The limitation on outsourcing is product development which involves
disparate groups of people working together and informal "water-cooler"
channels.

One source of dot-bombs was a failure to understand this domestically --
outsourcing key technologies (domestically) rather than bringing them "into
the loop".

There are real issues of cultural context and knowledge but they are not
intrinsic.

A professor from the City University of Hong Kong told me about their
exchange program with mainland China and how the students are getting a
"Western" style perspective as well as the mainland perspective -- flexible
thinking complementing well-honed skills.

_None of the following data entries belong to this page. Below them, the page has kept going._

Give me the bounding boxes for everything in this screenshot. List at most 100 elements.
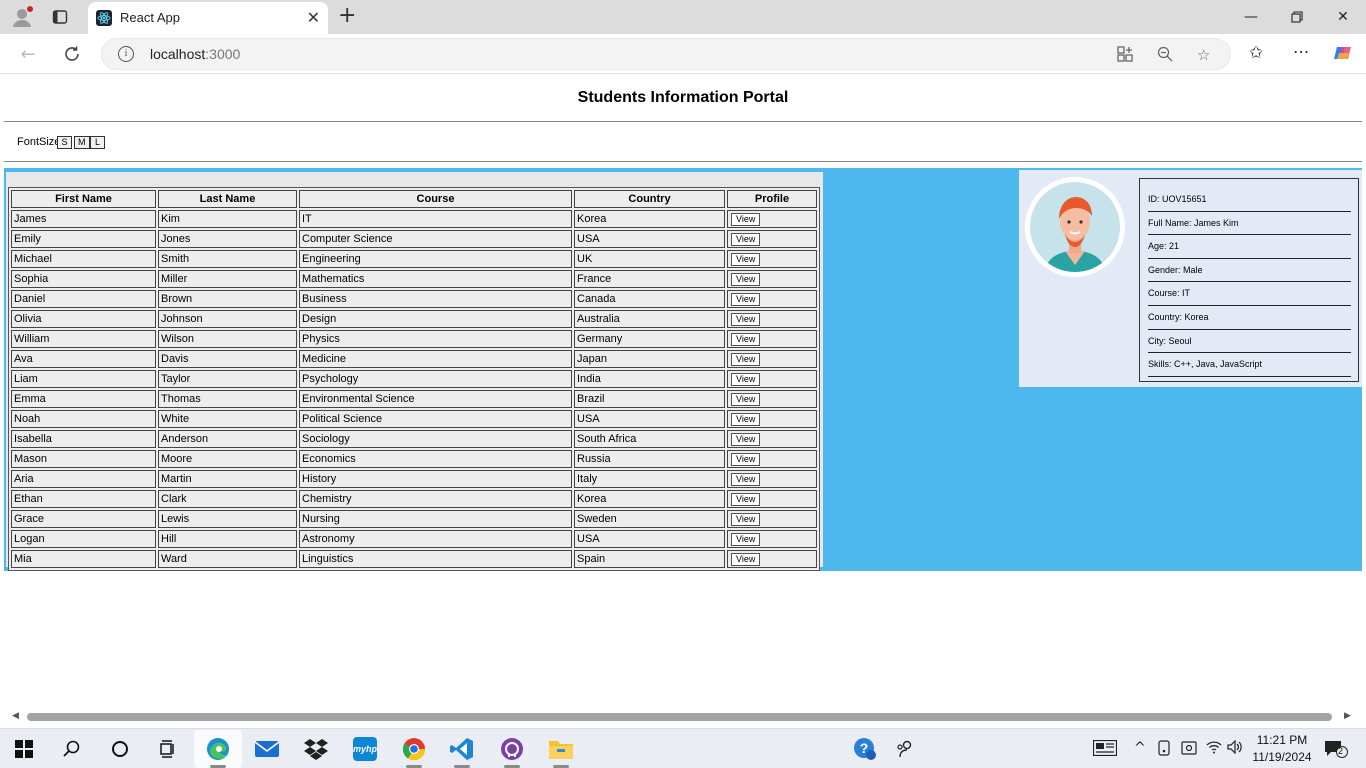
view-profile-button[interactable]: View — [731, 212, 761, 226]
view-profile-button[interactable]: View — [731, 372, 761, 386]
tab-react-app[interactable]: React App ✕ — [88, 2, 328, 34]
first-name-cell: Grace — [11, 510, 156, 528]
profile-cell: View — [727, 430, 817, 448]
favorite-star-icon[interactable]: ☆ — [1197, 46, 1210, 64]
zoom-out-icon[interactable] — [1157, 46, 1173, 66]
windows-start-icon[interactable] — [12, 737, 36, 761]
chrome-icon[interactable] — [402, 737, 426, 761]
table-row: Daniel Brown Business Canada View — [11, 290, 817, 308]
view-profile-button[interactable]: View — [731, 532, 761, 546]
view-profile-button[interactable]: View — [731, 432, 761, 446]
react-logo-icon — [96, 10, 112, 26]
first-name-cell: William — [11, 330, 156, 348]
profile-cell: View — [727, 210, 817, 228]
view-profile-button[interactable]: View — [731, 392, 761, 406]
profile-card: ID: UOV15651 Full Name: James Kim Age: 2… — [1019, 170, 1362, 387]
new-tab-icon[interactable]: + — [338, 5, 356, 27]
font-size-medium-button[interactable]: M — [74, 136, 90, 149]
scrollbar-thumb[interactable] — [27, 713, 1332, 721]
profile-icon[interactable] — [10, 6, 34, 28]
taskbar-clock[interactable]: 11:21 PM 11/19/2024 — [1250, 732, 1314, 766]
favorites-icon[interactable]: ✩ — [1249, 43, 1263, 63]
view-profile-button[interactable]: View — [731, 552, 761, 566]
view-profile-button[interactable]: View — [731, 472, 761, 486]
security-icon[interactable] — [1181, 740, 1197, 760]
people-icon[interactable] — [894, 737, 918, 761]
file-explorer-icon[interactable] — [549, 737, 573, 761]
view-profile-button[interactable]: View — [731, 332, 761, 346]
view-profile-button[interactable]: View — [731, 492, 761, 506]
view-profile-button[interactable]: View — [731, 232, 761, 246]
view-profile-button[interactable]: View — [731, 272, 761, 286]
tab-title: React App — [120, 10, 180, 25]
dropbox-icon[interactable] — [304, 737, 328, 761]
first-name-cell: Olivia — [11, 310, 156, 328]
font-size-controls: FontSize S M L — [4, 122, 1362, 162]
close-window-icon[interactable]: ✕ — [1320, 6, 1366, 28]
last-name-cell: Johnson — [158, 310, 297, 328]
restore-icon[interactable] — [1274, 6, 1320, 28]
profile-skills: Skills: C++, Java, JavaScript — [1148, 353, 1351, 377]
table-row: Olivia Johnson Design Australia View — [11, 310, 817, 328]
last-name-cell: Miller — [158, 270, 297, 288]
last-name-cell: Lewis — [158, 510, 297, 528]
notification-center-icon[interactable] — [1324, 740, 1348, 762]
address-bar[interactable]: i localhost:3000 ☆ — [101, 38, 1231, 70]
volume-icon[interactable] — [1227, 739, 1243, 758]
tab-actions-icon[interactable] — [48, 6, 72, 28]
view-profile-button[interactable]: View — [731, 452, 761, 466]
task-view-icon[interactable] — [156, 737, 180, 761]
mail-icon[interactable] — [255, 737, 279, 761]
close-tab-icon[interactable]: ✕ — [307, 8, 320, 27]
github-desktop-icon[interactable] — [500, 737, 524, 761]
view-profile-button[interactable]: View — [731, 312, 761, 326]
cortana-icon[interactable] — [108, 737, 132, 761]
scroll-right-icon[interactable]: ▶ — [1344, 711, 1351, 721]
device-icon[interactable] — [1157, 740, 1171, 760]
table-row: Mia Ward Linguistics Spain View — [11, 550, 817, 568]
horizontal-scrollbar[interactable]: ◀ ▶ — [4, 709, 1362, 725]
edge-browser-icon[interactable] — [206, 737, 230, 761]
students-table: First Name Last Name Course Country Prof… — [8, 187, 820, 571]
last-name-cell: Smith — [158, 250, 297, 268]
refresh-icon[interactable] — [61, 43, 83, 65]
page-title: Students Information Portal — [4, 75, 1362, 122]
app-available-icon[interactable] — [1117, 46, 1133, 66]
view-profile-button[interactable]: View — [731, 352, 761, 366]
view-profile-button[interactable]: View — [731, 252, 761, 266]
help-icon[interactable]: ? — [853, 737, 877, 761]
view-profile-button[interactable]: View — [731, 512, 761, 526]
profile-cell: View — [727, 270, 817, 288]
site-info-icon[interactable]: i — [118, 46, 134, 62]
profile-cell: View — [727, 390, 817, 408]
course-cell: Linguistics — [299, 550, 572, 568]
scroll-left-icon[interactable]: ◀ — [12, 711, 19, 721]
first-name-cell: Ava — [11, 350, 156, 368]
last-name-cell: Brown — [158, 290, 297, 308]
url-text[interactable]: localhost:3000 — [150, 46, 240, 62]
more-options-icon[interactable]: ··· — [1293, 43, 1309, 63]
view-profile-button[interactable]: View — [731, 412, 761, 426]
view-profile-button[interactable]: View — [731, 292, 761, 306]
country-cell: Korea — [574, 490, 725, 508]
country-cell: Japan — [574, 350, 725, 368]
copilot-icon[interactable] — [1333, 43, 1353, 68]
minimize-icon[interactable]: — — [1228, 6, 1274, 28]
course-cell: Chemistry — [299, 490, 572, 508]
search-icon[interactable] — [60, 737, 84, 761]
wifi-icon[interactable] — [1206, 740, 1222, 758]
font-size-small-button[interactable]: S — [57, 136, 72, 149]
profile-cell: View — [727, 330, 817, 348]
news-widget-icon[interactable] — [1092, 739, 1118, 760]
back-arrow-icon[interactable]: ← — [17, 43, 39, 65]
course-cell: Computer Science — [299, 230, 572, 248]
course-cell: Engineering — [299, 250, 572, 268]
vscode-icon[interactable] — [450, 737, 474, 761]
font-size-large-button[interactable]: L — [90, 136, 105, 149]
course-cell: History — [299, 470, 572, 488]
country-cell: South Africa — [574, 430, 725, 448]
myhp-icon[interactable]: myhp — [353, 737, 377, 761]
table-row: Aria Martin History Italy View — [11, 470, 817, 488]
show-hidden-icons-chevron-icon[interactable]: ^ — [1134, 740, 1146, 756]
country-cell: UK — [574, 250, 725, 268]
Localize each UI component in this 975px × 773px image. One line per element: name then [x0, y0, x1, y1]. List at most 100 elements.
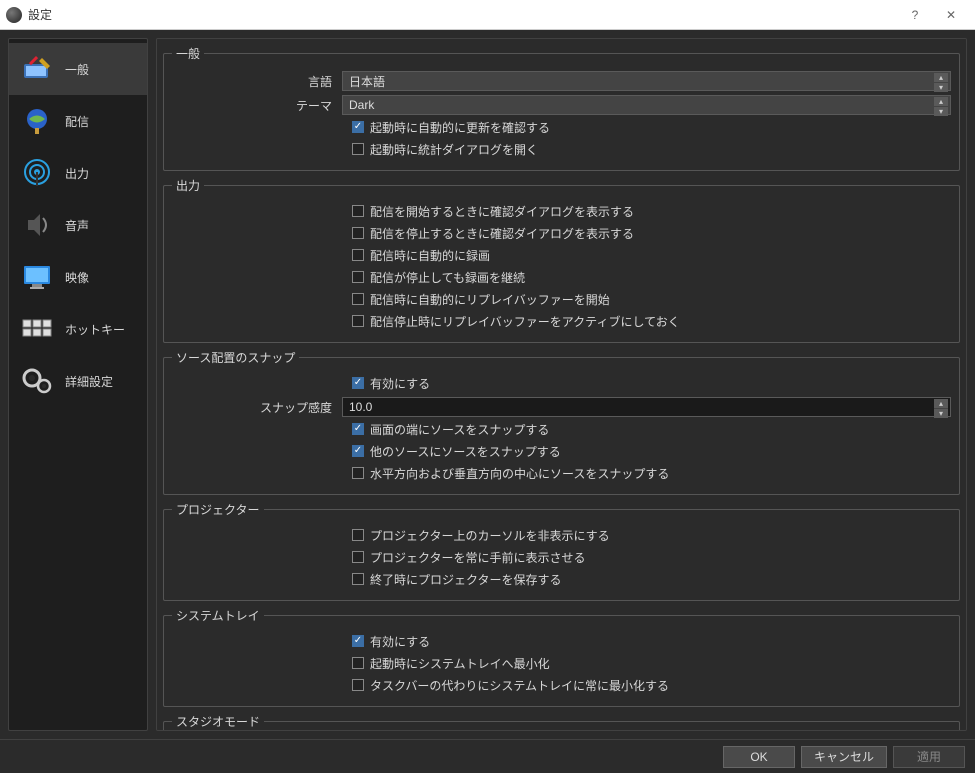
sidebar-item-label: 出力	[65, 165, 89, 182]
checkbox-label: 配信時に自動的に録画	[370, 247, 490, 264]
cancel-button[interactable]: キャンセル	[801, 746, 887, 768]
sidebar-item-general[interactable]: 一般	[9, 43, 147, 95]
systray-minimize-start-checkbox[interactable]: 起動時にシステムトレイへ最小化	[352, 652, 951, 674]
projector-always-top-checkbox[interactable]: プロジェクターを常に手前に表示させる	[352, 546, 951, 568]
theme-label: テーマ	[172, 97, 342, 114]
systray-minimize-always-checkbox[interactable]: タスクバーの代わりにシステムトレイに常に最小化する	[352, 674, 951, 696]
checkbox-label: 起動時に統計ダイアログを開く	[370, 141, 538, 158]
checkbox-label: 配信を開始するときに確認ダイアログを表示する	[370, 203, 634, 220]
language-label: 言語	[172, 73, 342, 90]
confirm-start-stream-checkbox[interactable]: 配信を開始するときに確認ダイアログを表示する	[352, 200, 951, 222]
checkbox-label: 画面の端にソースをスナップする	[370, 421, 549, 438]
chevron-down-icon[interactable]: ▾	[934, 107, 948, 116]
checkbox-label: 配信が停止しても録画を継続	[370, 269, 525, 286]
keep-recording-checkbox[interactable]: 配信が停止しても録画を継続	[352, 266, 951, 288]
snap-enable-checkbox[interactable]: 有効にする	[352, 372, 951, 394]
snap-sensitivity-input[interactable]: 10.0 ▴▾	[342, 397, 951, 417]
chevron-down-icon[interactable]: ▾	[934, 83, 948, 92]
projector-hide-cursor-checkbox[interactable]: プロジェクター上のカーソルを非表示にする	[352, 524, 951, 546]
chevron-down-icon[interactable]: ▾	[934, 409, 948, 418]
group-title: システムトレイ	[172, 607, 264, 624]
button-bar: OK キャンセル 適用	[0, 739, 975, 773]
checkbox-icon	[352, 205, 364, 217]
group-output: 出力 配信を開始するときに確認ダイアログを表示する 配信を停止するときに確認ダイ…	[163, 177, 960, 343]
language-value: 日本語	[349, 73, 385, 90]
language-select[interactable]: 日本語 ▴▾	[342, 71, 951, 91]
checkbox-icon	[352, 679, 364, 691]
checkbox-icon	[352, 377, 364, 389]
theme-select[interactable]: Dark ▴▾	[342, 95, 951, 115]
sidebar-item-label: 配信	[65, 113, 89, 130]
checkbox-icon	[352, 467, 364, 479]
checkbox-icon	[352, 293, 364, 305]
checkbox-icon	[352, 271, 364, 283]
checkbox-label: 配信時に自動的にリプレイバッファーを開始	[370, 291, 610, 308]
sidebar-item-video[interactable]: 映像	[9, 251, 147, 303]
snap-other-sources-checkbox[interactable]: 他のソースにソースをスナップする	[352, 440, 951, 462]
sidebar-item-label: 映像	[65, 269, 89, 286]
checkbox-label: プロジェクター上のカーソルを非表示にする	[370, 527, 610, 544]
checkbox-icon	[352, 635, 364, 647]
checkbox-icon	[352, 423, 364, 435]
chevron-up-icon[interactable]: ▴	[934, 73, 948, 83]
sidebar-item-output[interactable]: 出力	[9, 147, 147, 199]
ok-button[interactable]: OK	[723, 746, 795, 768]
checkbox-label: 起動時にシステムトレイへ最小化	[370, 655, 550, 672]
checkbox-icon	[352, 143, 364, 155]
gear-icon	[19, 365, 55, 397]
group-projector: プロジェクター プロジェクター上のカーソルを非表示にする プロジェクターを常に手…	[163, 501, 960, 601]
snap-sensitivity-value: 10.0	[349, 400, 372, 414]
checkbox-icon	[352, 529, 364, 541]
checkbox-label: 終了時にプロジェクターを保存する	[370, 571, 562, 588]
sidebar: 一般 配信 出力 音声 映像	[8, 38, 148, 731]
checkbox-icon	[352, 551, 364, 563]
open-stats-checkbox[interactable]: 起動時に統計ダイアログを開く	[352, 138, 951, 160]
systray-enable-checkbox[interactable]: 有効にする	[352, 630, 951, 652]
sidebar-item-audio[interactable]: 音声	[9, 199, 147, 251]
checkbox-label: 有効にする	[370, 633, 430, 650]
sidebar-item-hotkeys[interactable]: ホットキー	[9, 303, 147, 355]
sidebar-item-label: 音声	[65, 217, 89, 234]
auto-record-checkbox[interactable]: 配信時に自動的に録画	[352, 244, 951, 266]
snap-center-checkbox[interactable]: 水平方向および垂直方向の中心にソースをスナップする	[352, 462, 951, 484]
group-title: ソース配置のスナップ	[172, 349, 299, 366]
checkbox-icon	[352, 657, 364, 669]
help-button[interactable]: ?	[897, 0, 933, 30]
theme-value: Dark	[349, 98, 374, 112]
group-title: 一般	[172, 45, 204, 62]
group-general: 一般 言語 日本語 ▴▾ テーマ Dark ▴▾	[163, 45, 960, 171]
keep-replay-buffer-checkbox[interactable]: 配信停止時にリプレイバッファーをアクティブにしておく	[352, 310, 951, 332]
snap-screen-edge-checkbox[interactable]: 画面の端にソースをスナップする	[352, 418, 951, 440]
checkbox-label: 配信を停止するときに確認ダイアログを表示する	[370, 225, 634, 242]
checkbox-icon	[352, 315, 364, 327]
auto-replay-buffer-checkbox[interactable]: 配信時に自動的にリプレイバッファーを開始	[352, 288, 951, 310]
checkbox-label: 配信停止時にリプレイバッファーをアクティブにしておく	[370, 313, 680, 330]
auto-update-checkbox[interactable]: 起動時に自動的に更新を確認する	[352, 116, 951, 138]
checkbox-icon	[352, 121, 364, 133]
window-title: 設定	[28, 6, 897, 23]
window-body: 一般 配信 出力 音声 映像	[0, 30, 975, 739]
close-button[interactable]: ✕	[933, 0, 969, 30]
speaker-icon	[19, 209, 55, 241]
sidebar-item-advanced[interactable]: 詳細設定	[9, 355, 147, 407]
checkbox-label: 他のソースにソースをスナップする	[370, 443, 561, 460]
monitor-icon	[19, 261, 55, 293]
chevron-up-icon[interactable]: ▴	[934, 97, 948, 107]
group-title: プロジェクター	[172, 501, 264, 518]
chevron-up-icon[interactable]: ▴	[934, 399, 948, 409]
checkbox-label: プロジェクターを常に手前に表示させる	[370, 549, 586, 566]
checkbox-icon	[352, 573, 364, 585]
group-title: 出力	[172, 177, 204, 194]
wrench-icon	[19, 53, 55, 85]
checkbox-icon	[352, 227, 364, 239]
sidebar-item-stream[interactable]: 配信	[9, 95, 147, 147]
checkbox-icon	[352, 445, 364, 457]
sidebar-item-label: 一般	[65, 61, 89, 78]
app-icon	[6, 7, 22, 23]
checkbox-label: 水平方向および垂直方向の中心にソースをスナップする	[370, 465, 669, 482]
confirm-stop-stream-checkbox[interactable]: 配信を停止するときに確認ダイアログを表示する	[352, 222, 951, 244]
checkbox-label: 起動時に自動的に更新を確認する	[370, 119, 550, 136]
projector-save-on-exit-checkbox[interactable]: 終了時にプロジェクターを保存する	[352, 568, 951, 590]
checkbox-label: タスクバーの代わりにシステムトレイに常に最小化する	[370, 677, 669, 694]
apply-button[interactable]: 適用	[893, 746, 965, 768]
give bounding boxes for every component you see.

I try to avoid words like "foreign" -- the US isn't that special. If
anything its triumph is due to its disorder and thus openness to bad ideas
that turn out to be great ideas.

As Christian points out, the US has only a small portion of the highly
skilled people in the world. The biggest threat to the US is a shift from
hierarchical systems to flexible organizations.

The Internet is an added factor as it continues to become more of an
informal social medium. A combination of IM and click to talk/see including
topics like soccer and cricket can create the kind of relationships that
drive the process. Talking about baseball won't cut it -- all you can talk
to are other Americans and maybe some Japanese. (Disclaimer -- I talk about
talking about sports but not the sports themselves)

Remember that there is also great fear of the reverse -- losing technologies
to the US. Isolationism is increasingly out of synch with an interconnected
world.

-----Original Message-----
From: owner-ip@v2.listbox.com [mailto:owner-ip@v2.listbox.com] On Behalf Of
Dave Farber
Sent: Sunday, February 15, 2004 11:39
To: Ip
Subject: [IP] : Code Monkeys, not.

I agree with this note djf

-----Original Message-----
From: Christian Huitema <huitema@windows.microsoft.com>
Date: Sun, 15 Feb 2004 08:10:11 
To:dave@farber.net, ip@v2.listbox.com
Subject: Code Monkeys, not.

Am I the only one to be chocked by the xenophobic undertones of the
"outsourcing" debate? Do people here seriously believe that computer
science graduates from India or China are somehow doomed to be less
smart than those of American universities? Anyone who has worked with
graduates from the IIT or the University of Beijing knows that this is
obviously not the case!

China and India are graduating more engineers than the US. The H1B
debate showed that convincing all of them to move to the US is not a
serious option. These folks, our colleagues, will get jobs and develop
industries in their own countries. The outsourcing debate will not go
anywhere if we don't first show respect for all parties involved.